Difficulty level: Medium

Estimated study time: 3-4 hours (theory + practice)

Prerequisites: Git fundamentals (branching, merging, commits)

Understanding of SDD project documentation structure (mission.md, tech-stack.md, roadmap.md)

Basic experience with Hono framework

Understanding of feature spec concept

Basic knowledge of TypeScript and testing

Learning objectives: Independently conduct a replanning phase between features, creating a separate Git branch and updating project documents

Determine which observations from feature implementation should be codified into rules (QWEN.md), technical decisions (tech-stack.md), validation templates (validation.md), or agent skills

Formulate requests to the AI agent for updating specifications, changelog, and roadmap without implementing new product features

Evaluate roadmap phase size by verifiability and value criteria, avoiding phases that are too broad or too small

Overview: Project replanning is a key phase in the SDD (Specification-Driven Development) methodology, conducted between feature implementations, not within them.

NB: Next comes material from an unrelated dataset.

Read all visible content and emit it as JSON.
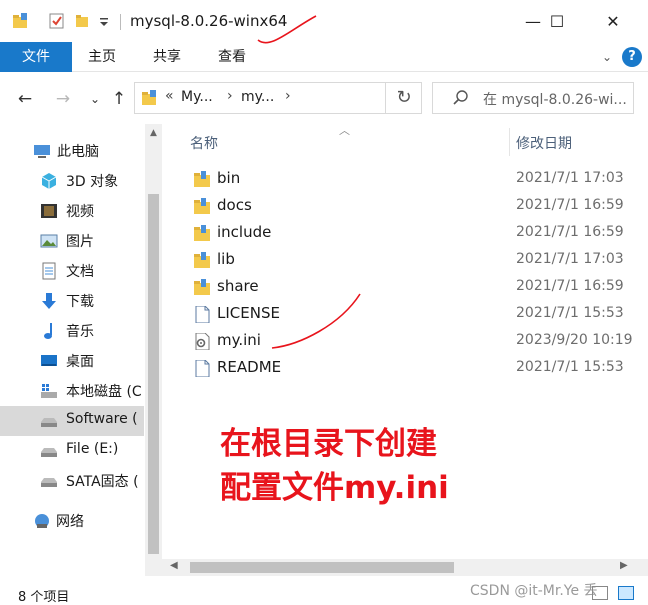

It is a moment of deliberate pause when the team captures acquired knowledge, updates project documents, and turns one-time observations into permanent rules. The faster the AI agent generates code, the more important it is to regularly return to the project constitution and correct course while deviation is still small. Replanning answers five critical questions: what did we learn, does the technology stack need updating, is the roadmap still relevant, which checks should become mandatory, and which processes should be automated. Successful replanning creates a flywheel of feedback: every observation from the previous feature triggers a rule update, which reduces the likelihood of the same problem recurring in the next iteration.

Key concepts: Replanning phase: A separate Git branch created after completing a feature, intended exclusively for updating project documents without implementing new product functions. Differs from regular development by prohibiting the writing of code for new features — focus is on reflection and codification.

Codification of observations: The process of turning one-time observations from feature implementation into permanent project artifacts. Four types of artifacts: agent behavior rules (QWEN.md), technical decisions (tech-stack.md), validation templates (validation.md), automatable skills and hooks (.qwen/skills/).

Changelog journal changelog.md: A document maintained with dates that serves as a brief project history for humans and context for the AI agent. Created based on Git history and changes in the current branch, not manually from scratch.

Testing policy: A formalized requirement in tech-stack.md defining the tool (Vitest), the run command (npm test), and the mandatory inclusion of automated checks in feature specifications.

Adaptive design as a project rule: A project-level requirement, not a feature-level one: pages must work at mobile width 375px and desktop 1280px. After codification, it is applied retrospectively to all existing specifications.

Roadmap phase size: A verifiability criterion: a phase should not be too broad ('build all features') nor too small ('add one CSS padding'). An optimal phase has a specific domain goal and 3-5 verifiable tasks.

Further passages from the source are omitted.